SPOILER ALERT!
Disclaimer: Ini hanya spoiler, bukan cerita lengkap. Selamat membaca teman-temin ❤️❤️❤️
•••
"Ya, kamar kita selama akhir pekan. Sebenarnya, akhir-akhir ini aku tidak bisa tidur nyenyak. Banyak pekerjaan yang harus kuselesaikan. Dan hari ini aku mengajakmu ke sini. Kau tahu, membangkitkan kenangan yang tidak menyenangkan itu hal sulit sekali bagiku. Karena itu, aku membutuhkanmu di sisiku ketika tidur, Mi Querida. Walau hanya di akhir pekan. Apa kau keberatan?"
"Baiklah. Kalau begitu tunjukkan kamar kita."
"Waw, ini benar-benar spektakuler. Aku pasti betah menempati kamar ini walau itu hanya selama akhir pekan," komentar Quorra dengan senyum merekah. Dia ada di balkon dan pandangannya fokus ke laut Alboran. Lagi-lagi dia terlihat seperti lukisan Pre-Raphaelite yang digarap secara cermat.
"Itu bagus. Jadi, bisa dipastikan aku juga akan tidur nyenyak malam ini."
"Dasar aneh! Padahal kau tidur di sofaku bisa senyenyak itu sampai-sampai tidak sadar kalau aku melepas sepatumu dan suit-mu," ejeknya dengan tawa kecil.
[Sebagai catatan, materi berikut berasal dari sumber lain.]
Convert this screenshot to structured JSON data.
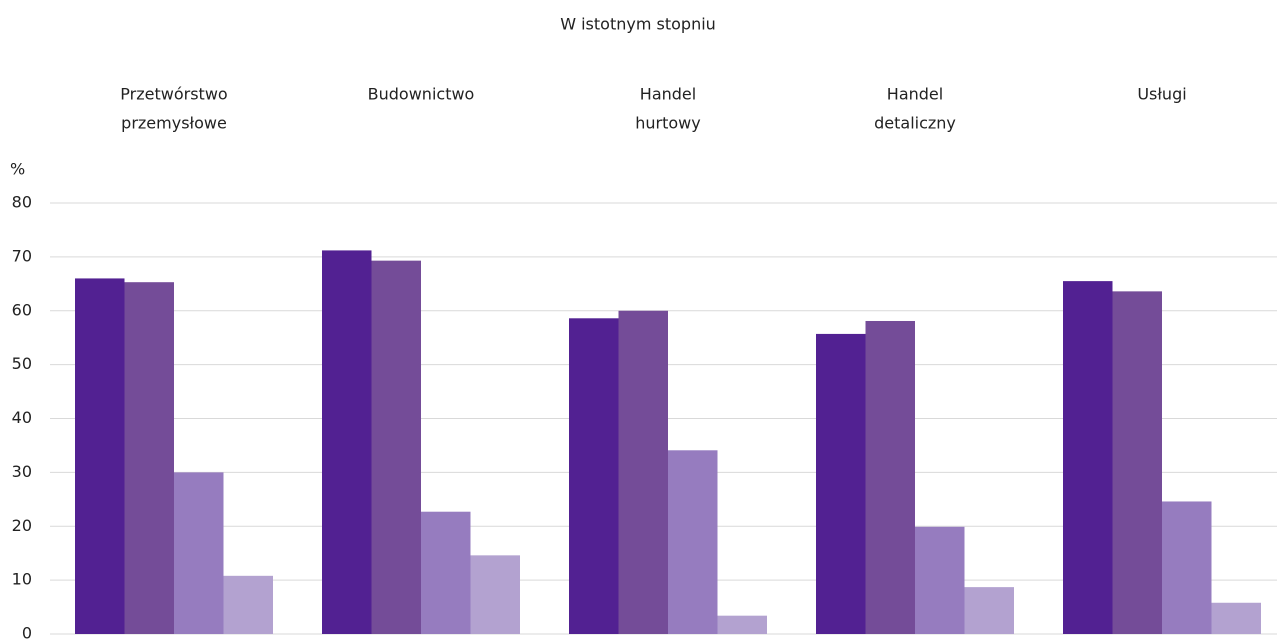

"Itu karena tempatmu terlalu nyaman. Maksudku, selalu nyaman kalau ada kau di mana pun. Omong-omong, jam berapa sekarang? Aku sudah lapar. Apa kau tidak lapar?"
•••
Banyak orang melihat tingkah Quorra sehingga aku menarik wanita itu. Dengan cepat, kulepas topiku. Sebelum kupasangkan topi itu di kepala Quorra, aku merangkul dan mencium bibirnya kilat untuk menunjukkan kepada orang-orang bahwa dia adalah milikku. Rona merah pada wajah Quorra menandakan dia rikuh. Aku begitu senang karena dia berada di jalur yang tepat. Yakni dalam kuasaku.
"Seharusnya kau bilang kalau kita akan berlibur. Jadi, aku akan memakai gaun musim panas. Bukannya kemeja dan jins pendek ini," protesnya yang kuyakini untuk mengalihkan kerikuhannya. Dia pun membenarkan letak topi sembari merapikan rambut.
"Kalau kukatakan padamu waktu itu, kau pasti akan menolak. Jadi, lebih baik membiarkanmu penasaran."
"Dasar kau!"
•••
"Apa yang kau lakukan? Aku sedang memasak, Alex."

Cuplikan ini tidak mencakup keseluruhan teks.